Constructed on reddish stone on a rocky promontory at the far north of the island, the castle was originally cut off from the rest of the island by a moat, traces of which still remain. Although most of the roof caved in long ago, much of the lower part of the very substantial outer walls is intact, with the remains lying on different levels of the site.

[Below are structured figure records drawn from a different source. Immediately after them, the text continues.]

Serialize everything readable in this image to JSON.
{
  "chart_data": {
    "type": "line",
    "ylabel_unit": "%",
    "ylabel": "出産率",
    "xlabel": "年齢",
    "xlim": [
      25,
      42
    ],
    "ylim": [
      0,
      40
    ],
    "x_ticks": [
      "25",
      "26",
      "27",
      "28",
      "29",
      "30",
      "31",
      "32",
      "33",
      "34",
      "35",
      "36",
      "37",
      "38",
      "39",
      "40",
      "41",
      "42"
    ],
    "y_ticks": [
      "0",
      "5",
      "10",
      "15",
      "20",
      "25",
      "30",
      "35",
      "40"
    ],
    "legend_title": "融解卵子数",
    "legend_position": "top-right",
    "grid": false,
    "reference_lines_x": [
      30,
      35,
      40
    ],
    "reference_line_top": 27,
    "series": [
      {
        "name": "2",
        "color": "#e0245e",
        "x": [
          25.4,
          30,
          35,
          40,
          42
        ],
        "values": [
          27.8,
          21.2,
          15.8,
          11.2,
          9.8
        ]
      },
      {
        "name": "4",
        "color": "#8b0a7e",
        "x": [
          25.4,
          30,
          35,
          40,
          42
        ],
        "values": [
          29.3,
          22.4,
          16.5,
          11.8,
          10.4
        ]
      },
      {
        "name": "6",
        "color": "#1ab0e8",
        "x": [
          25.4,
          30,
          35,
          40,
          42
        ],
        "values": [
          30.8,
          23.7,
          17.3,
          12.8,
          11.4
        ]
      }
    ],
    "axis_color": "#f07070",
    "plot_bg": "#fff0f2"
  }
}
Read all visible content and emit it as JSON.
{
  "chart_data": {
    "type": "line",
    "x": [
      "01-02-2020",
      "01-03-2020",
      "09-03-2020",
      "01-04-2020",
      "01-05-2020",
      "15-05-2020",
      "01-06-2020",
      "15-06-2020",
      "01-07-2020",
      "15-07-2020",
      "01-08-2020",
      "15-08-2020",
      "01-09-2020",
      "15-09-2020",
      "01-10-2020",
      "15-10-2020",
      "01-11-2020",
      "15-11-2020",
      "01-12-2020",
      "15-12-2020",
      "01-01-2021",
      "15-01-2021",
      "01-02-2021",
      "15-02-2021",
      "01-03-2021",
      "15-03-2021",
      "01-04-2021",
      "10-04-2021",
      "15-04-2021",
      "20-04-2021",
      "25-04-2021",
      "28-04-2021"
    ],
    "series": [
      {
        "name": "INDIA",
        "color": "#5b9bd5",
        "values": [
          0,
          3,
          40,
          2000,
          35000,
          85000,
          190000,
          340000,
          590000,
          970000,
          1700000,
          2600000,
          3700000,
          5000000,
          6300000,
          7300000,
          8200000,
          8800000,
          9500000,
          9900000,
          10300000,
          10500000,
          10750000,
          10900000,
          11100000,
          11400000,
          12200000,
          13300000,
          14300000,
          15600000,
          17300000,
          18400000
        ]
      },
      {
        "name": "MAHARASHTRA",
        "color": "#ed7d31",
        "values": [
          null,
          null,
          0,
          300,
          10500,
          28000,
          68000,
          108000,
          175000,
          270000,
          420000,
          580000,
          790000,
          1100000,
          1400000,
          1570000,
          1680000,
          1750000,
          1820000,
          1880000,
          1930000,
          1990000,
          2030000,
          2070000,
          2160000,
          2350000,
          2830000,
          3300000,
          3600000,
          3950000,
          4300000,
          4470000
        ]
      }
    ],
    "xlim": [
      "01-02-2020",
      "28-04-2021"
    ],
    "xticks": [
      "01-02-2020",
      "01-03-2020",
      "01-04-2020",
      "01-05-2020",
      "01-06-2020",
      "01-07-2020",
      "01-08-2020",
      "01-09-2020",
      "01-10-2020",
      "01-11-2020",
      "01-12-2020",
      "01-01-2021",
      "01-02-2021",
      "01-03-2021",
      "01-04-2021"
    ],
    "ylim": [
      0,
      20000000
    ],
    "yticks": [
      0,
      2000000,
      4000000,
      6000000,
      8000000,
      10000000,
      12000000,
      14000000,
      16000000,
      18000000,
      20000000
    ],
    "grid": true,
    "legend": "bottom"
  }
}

The building of the castle was ordered by Portuguese commander Afonso de Albuquerque in 1507, when his forces seized the island for a short time, being then named “Fort of Our Lady of Victory”(Forte de Nossa Senhora da Vitória). Engaging his men of all ranks in the building works, Albuquerque faced a revolt and had to retreat. He came back and reconquered the island in 1515, when he completed and renamed the fort. The Persian Safavid king, Abbas I of Persia (1587–1629), wanted to end Portuguese rule in the south and eventually managed to convince the English East India Company to allow its ships to cooperate with his land forces to seize the island from the Portuguese in 1622.
Other Portuguese castles
A number of other Portuguese castles are found in the Persian Gulf islands, including the castle in Qeshm.
During the Habsburg Dynasty (1581–1640), the Portuguese built a fortress in Dibba Al-Hisn and a wall around the city. In August 1648, the Arabs besieged Muscat, Oman, and on October 31, 1648 a treaty was signed between the two opponents. The terms were as follows: the Portuguese should build the fortress of Kuriyat, Dibba Al-Hisn and Matrah (Oman).